Disinilah dia di rumah baru yang begitu menyenangkan meski ini sering disebut orang adalah pesantren dimana semua orang terlihat alim dan baik baik. Fiqa masuk pesantren hanya untuk menghindari kedua orangtuanya saja, sepanjang hari fiqa selalu saja pulang larut malam dan ujung ujungnya diceramahi oleh orangtuanya.

Tapi kini itu tidak akan terjadi sekarang dia sudah ada dirumah asing yang namanya pesantren, dia bebas bisa melakukan apa saja yang ia mau tanpa diketahui oleh orangtuanya. Tapi sayangnya itu hanya pikiran fiqa, dan saat ini lah dimulai masa kehidupannya dipesantren.

"Lagi ngapain nih ngumpul ngumpul kaya gini." ucap fiqa kepada segerombolan santriwati yang sedang menunggu giliran masuk ke kamar mandi.

"Udah tau lagi ngantri masuk kamar mandi pake tanya lagi." ucap tuti ngengas kepada fiqa.

"Biasa dong lo ngomongnya, lo ada masalah apa sama gue hah." tanya fiqa kesal, dia tanya baik baik eh malah disambut dengan perkataan yang tidak baik.
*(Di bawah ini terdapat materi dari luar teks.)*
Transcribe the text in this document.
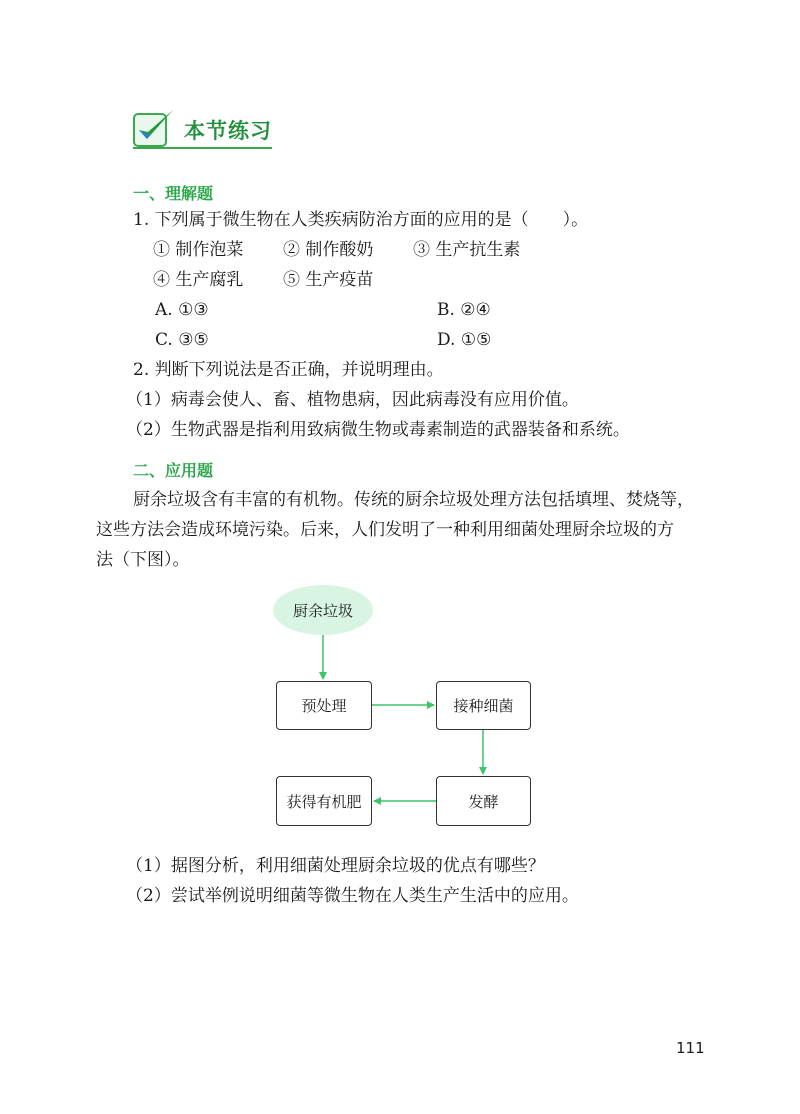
本节练习
一、理解题
1. 下列属于微生物在人类疾病防治方面的应用的是（　　）。
① 制作泡菜 ② 制作酸奶 ③ 生产抗生素
④ 生产腐乳 ⑤ 生产疫苗
A. ①③	B. ②④
C. ③⑤	D. ①⑤
2. 判断下列说法是否正确，并说明理由。
（1）病毒会使人、畜、植物患病，因此病毒没有应用价值。
（2）生物武器是指利用致病微生物或毒素制造的武器装备和系统。
二、应用题
厨余垃圾含有丰富的有机物。传统的厨余垃圾处理方法包括填埋、焚烧等，
这些方法会造成环境污染。后来，人们发明了一种利用细菌处理厨余垃圾的方
法（下图）。
厨余垃圾
预处理	接种细菌
发酵
获得有机肥
（1）据图分析，利用细菌处理厨余垃圾的优点有哪些？
（2）尝试举例说明细菌等微生物在人类生产生活中的应用。
111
"Lah emang ada yang salah dari perkataan aku barusan." jawab tuti santai, beberapa detik kemudian pintu kamar mandi terbuka tanpa menunggu waktu lama fiqa langsung masuk, tampak semua orang marah dan menggedor gedor pintu kamar mandi, tapi nyatanya yang dimarahi malah santai didalam kamar mandi berlama lama.

Setelah setengah jam didalam kamar mandi fiqa keluar dan disana sudah tidak ada siapa siapa lagi, entah pada kemana mereka semua.

Kini fiqa sudah memakai baju yang begitu longgar dengan celana yang sobek sobek dan rambut yang terurai sedikit basah.

Fiqa berjalan dengan santainya tanpa memerhatikan sekitarnya. Ia berjalan jalan disekitar pesantren dengan gagahnya sambil menenteng jaket kulinya.

Tanpa disadari kedua mata fiqa melihat sosok pria yang ia temui kemarin, tanpa ragu sedikit pun ia berjalan mendekati pria itu. Fiqa langsung memutar balikan badan pria itu dan tanpa diduga fiqa langsung mengecup bibir merah pria itu tak lain adalah afal.

Afal langsung mematung tanpa mengucapkan sepatah kata pun, dalam pikirannya kini sudah campur aduk antara ia harus marah atau ini anugrah.

Padahal disisi lain kedua bola mata ajwa tidak sengaja melihat mereka berdua berciuman, ajwa yang sedang membawa makanan untuk afal pun langsung terjatuh begitu saja.

Afal yang melihat itu langsung melirik kearah ajwa dan mencoba ingin mengejarnya namun wanita ini malah menghalanginya.

"Mau kemana sih lo, udah disini aja." ucap fiqa tersenyum sambil memegang sebelah tangan afal.

"Kamu tau wanita yang nangis barusan itu siapa hah." ucap afal marah, afal kesal dengan wanita ini dengan entengnya dia mengecup bibir afal yang masih perjaka dan kini bibirnya sudah jadi duda.

"Ya gue gak taulah, emang dia siapa palingan babu lo kan." ucap fiqa tidak perduli, yang ia perdulikan hanyalah keinginannya saja.

"Yang barusan kamu sebut sebagai babu itu calon istri saya." ucap afal dengan nada ngengas.

"Oh calon istri lo." ucap fiqa dengan entengnya "makanya kalau cari istri itu yang cantik, kaya gue." ucap fiqa dengan percaya diri.

"Gara gara kamu, bibir saya sudah tidak perjaka lagi dan kamu harus tanggung jawab." ucap afal kesal.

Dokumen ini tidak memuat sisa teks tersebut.